Cuando quisimos darnos cuenta, Rusowsky ya se había cambiado de vestuario, seguía con lentejuelas, claro, y El Zowi estaba en bragas y sudadera, tomando el escenario a gritos con “sukkKK!!”, entre distorsiones y hyperpop. La transición fue tan brutal que pasar de versos como El toto gordo como un bizcocho, el toto de tu puta está pocho a la balada coral de “BBY ROMEO” fue casi un acto de violencia estética.
La sorpresa llegó a mitad del tema: Ralphie Chooseguramente el invitado más esperado de la noche, apareció en escena, abrazó a Ruso e interpretó el tema junto a él en lo que fue uno de los momentos más emotivos del concierto. Ralphie no se movió del escenario y juntos aprovecharon para dar paso a “GATA”, mientras las pantallas se llenaban de vídeos de gatitos, porque en el universo de Rusowsky no hay nada que no pueda ser meme. El concierto avanzaba a golpe de estridencias y destellos. Uno de los momentos más emotivos llegó con un vídeo casero homenaje a Rusia idkel sello que está reescribiendo las reglas del pop español, con clips granulados y fotos de archivo de todos sus protagonistas. Era casi un guiño a los que llevan tiempo siguiendo la escena: un recordatorio de que este fenómeno tiene historia y comunidad.

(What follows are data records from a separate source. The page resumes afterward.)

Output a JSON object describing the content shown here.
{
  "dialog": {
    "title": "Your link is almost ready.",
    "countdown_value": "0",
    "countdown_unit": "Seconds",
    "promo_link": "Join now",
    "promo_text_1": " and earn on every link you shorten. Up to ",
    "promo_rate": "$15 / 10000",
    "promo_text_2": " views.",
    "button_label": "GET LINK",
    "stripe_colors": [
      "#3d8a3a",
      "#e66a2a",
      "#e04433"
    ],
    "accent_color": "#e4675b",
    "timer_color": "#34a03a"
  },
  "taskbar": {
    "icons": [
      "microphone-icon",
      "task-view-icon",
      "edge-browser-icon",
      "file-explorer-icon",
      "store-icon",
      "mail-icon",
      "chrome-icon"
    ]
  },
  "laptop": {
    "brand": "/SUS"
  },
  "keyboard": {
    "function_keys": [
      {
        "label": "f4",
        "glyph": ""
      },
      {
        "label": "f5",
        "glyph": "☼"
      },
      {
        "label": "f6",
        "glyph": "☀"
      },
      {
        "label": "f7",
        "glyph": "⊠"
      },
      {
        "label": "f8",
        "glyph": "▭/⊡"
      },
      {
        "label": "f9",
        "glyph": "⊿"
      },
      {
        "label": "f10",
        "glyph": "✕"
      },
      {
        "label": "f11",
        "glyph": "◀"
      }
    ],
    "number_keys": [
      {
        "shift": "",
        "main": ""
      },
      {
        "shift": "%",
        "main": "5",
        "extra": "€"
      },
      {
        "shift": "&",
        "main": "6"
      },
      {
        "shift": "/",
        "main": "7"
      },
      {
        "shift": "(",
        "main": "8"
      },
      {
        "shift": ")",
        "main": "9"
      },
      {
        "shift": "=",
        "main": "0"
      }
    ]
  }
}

Después, Rusowsky volvió a sentarse al piano. Otra vez bajo una lluvia de flashes, convirtió “mwah :3” en un pequeño paréntesis íntimo antes de soltar el gran himno de la noche: “malibU”, coreado a gritos por un Movistar Arena que parecía no querer que terminara nunca.Y entonces llegó el delirio: Las Ketchup irrumpieron en el escenario para interpretar “Johnny Glamour” y lo que vino después fue directamente un ritual colectivo de nostalgia: toda la pista bailando el “Aserejé” como si fuera 2002. De ahí a romantizar la España pre-burbuja inmobiliaria hay un solo paso, y anoche casi lo dimos. Pero desde luego que en un futuro próximo se dará. A esas alturas, todo era posible. Por un segundo, los gritos del público hicieron pensar que C. tangna aparecería para cantar “Bien :(”, pero no. En su lugar volvió Ralfie Choo para “Dolores”, regalando el último gran momento emotivo de la noche.
Tras agradecer a la banda, técnicos y amigos, Rusowsky cerró con “Valentino”, dejando al público con la sensación de haber asistido a algo que desafiaba cualquier definición de concierto. Fue una especie de rave emocional, un teatro del absurdo donde memes, invitados y cambios de registro no sólo coexisten, sino que se retroalimentan en un espectáculo caótico y a ratos delirante. Entre distopía y genialidad, para bien o para mal (según el gusto del consumidor) Rusowsky mostró, sin filtros, la ruptura generacional del pop independiente: arriesgado, impredecible y capaz de desafiar cualquier expectativa preconcebida que uno pueda albergar.